This article provides an overview of Firefox Accounts metrics: what is measured and how. See the other articles in this chapter for more details about the specific measurements that are available for analysis.
Firefox Accounts is Mozilla's authentication solution for account-based end-user services and features. At the time of writing, sync is by far the most popular account-relying service. Below is a partial list of current FxA-relying services (by the time you are reading this others will likely have been added; we will endeavor to update the list periodically):
- Requires FxA.
- Firefox Send
- FxA Optional; Required to send large files.
- Requires FxA and sync.
- For developer accounts; not required by end-users to use or download addons.
- FxA is an optional authentication method among others.
- Required to receive email alerts. Not required for email scans.
- Mozilla IAM
- Optional authentication method among others.
A single account can be used to authenticate with all of the services listed above (though see the note below about Chinese users).
Note that in addition to being the most commonly used relier of FxA, sync is also unique in its integration with FxA - unlike the other reliers in the list above, sync is currently not an FxA oauth client. When someone signs into an oauth client using Firefox, nothing in the browser changes - more specifically, client-side telemetry probes such as
FXA_CONFIGURED do not change state. Thus at the present time the only way to measure usage of FxA oauth reliers is to use the FxA server-side measures described below.
One more thing: China runs its own stack for sync, but Chinese sign-ups for oauth reliers still go through the "one and only" oauth server. This means that Chinese users who want to use both sync and an oauth service (e.g. Monitor) will have to register for two accounts. It also means that only metrics for Chinese oauth users will show up in the datasets described below; any sync-related measures will not. At present, you must contact those responsible for maintaining the FxA stack in China for metrics on Chinese sync users.
Unlike most telemetry described in these docs, FxA metrics are logged server-side. There are many FxA "servers" that handle different aspects of account authentication and management. The metrics of most interest to data analysts are logged by the FxA auth server, content server and oauth server. Each server writes their metrics into their log stream, and some post-processing scripts combine the metrics events from all three servers into datasets that are available in Databricks, BigQuery, STMO and Amplitude.
In general, metrics logged by the FxA auth server reflect authentication events such as account creation, logins to existing accounts, etc. Metrics logged by the FxA content server reflect user interaction and progression through the FxA web UI - form views, form engagement, form submission, etc. The FxA oauth server logs metrics events when oauth clients (Monitor, Lockwise, etc) create and check authentication tokens.
There are two overlapping taxonomies or sets of FxA event metrics.
Flow Metrics: these are an older set of metrics events that can be queried through redshift and via the
FxA Activity Metrics data source in re:dash. The re:dash import jobs are run once a day.

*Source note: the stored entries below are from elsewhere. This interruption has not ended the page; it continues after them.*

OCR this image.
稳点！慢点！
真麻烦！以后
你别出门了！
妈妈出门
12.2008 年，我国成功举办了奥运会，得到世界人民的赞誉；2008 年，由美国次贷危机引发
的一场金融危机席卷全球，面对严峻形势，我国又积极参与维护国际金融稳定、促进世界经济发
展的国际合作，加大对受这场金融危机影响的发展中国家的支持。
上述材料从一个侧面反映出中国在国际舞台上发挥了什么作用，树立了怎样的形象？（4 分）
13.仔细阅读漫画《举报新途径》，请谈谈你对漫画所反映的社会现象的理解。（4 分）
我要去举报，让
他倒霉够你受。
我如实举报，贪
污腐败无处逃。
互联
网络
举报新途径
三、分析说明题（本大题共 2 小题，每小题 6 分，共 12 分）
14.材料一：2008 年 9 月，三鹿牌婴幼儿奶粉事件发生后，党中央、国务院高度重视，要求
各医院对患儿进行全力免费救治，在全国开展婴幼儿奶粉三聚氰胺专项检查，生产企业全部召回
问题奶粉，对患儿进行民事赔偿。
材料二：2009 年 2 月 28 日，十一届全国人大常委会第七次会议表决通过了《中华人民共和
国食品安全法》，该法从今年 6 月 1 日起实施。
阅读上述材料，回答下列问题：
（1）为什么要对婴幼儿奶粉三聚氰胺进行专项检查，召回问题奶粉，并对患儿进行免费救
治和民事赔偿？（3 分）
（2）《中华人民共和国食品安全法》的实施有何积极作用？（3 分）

See this documentation for detailed description of the types of flow events that are logged and the tables that contain them (note this documentation does not contain an exhaustive list of all flow metrics but is generally still accurate about the ones that are described). Note there are 50% and 10% sampled versions of the major tables, which contain more historical data than their complete counterparts. Complete tables go back 3 months, 50% tables go back 6 months, and 10% tables go back 24 months. Sampling is done at the level of the FxA user id
uid (i.e. integer(
uid) % 100).
Amplitude Events: FxA started to send metrics events to amplitude circa October 2017. The code responsible for batching events to amplitude over HTTP is run in more-or-less real-time. Amplitude events can be queried through the amplitude UI as well as various tables in BigQuery that maintain copies of the events that are sent to Amplitude.
moz-fx-data-derived-datasets.telemetry.fxa_content_auth_events_v1 is probably the easiest BigQuery table to use, though it does not contain email bounce events and (at the time of writing) only contains data starting at 2019-03-01.
Note that the BigQuery ETL jobs run daily while real-time data is accessible through the amplitude UI.
FxA's amplitude metrics were originally just re-configured and re-named versions of the flow metrics. However things have since diverged a bit and there are now metrics events that only have an amplitude version but no corresponding flow event, and vice-versa. If you are wondering whether a certain event is logged its likely you will have to check both data sources.
Generally speaking, one should first try to use the amplitude metrics rather than the flow events for these reasons:
- For quick answers to simple questions the amplitude UI is often more efficient than writing SQL.
- The caveat here is that is can sometimes be too easy to build a chart in amplitude - it doesn't exactly encourage the careful consideration that having to write a query out by hand implicitly encourages.
- By-country data is currently not available in redshift.
- There have been outages in the redshift data that have not affected the amplitude data.
- Querying redshift is (generally) slower.
It is also possible to query the FxA server logs directly through BigQuery (ask an FxA team member for access), though virtually all analytics-related questions are more easily answered using the data sources described above.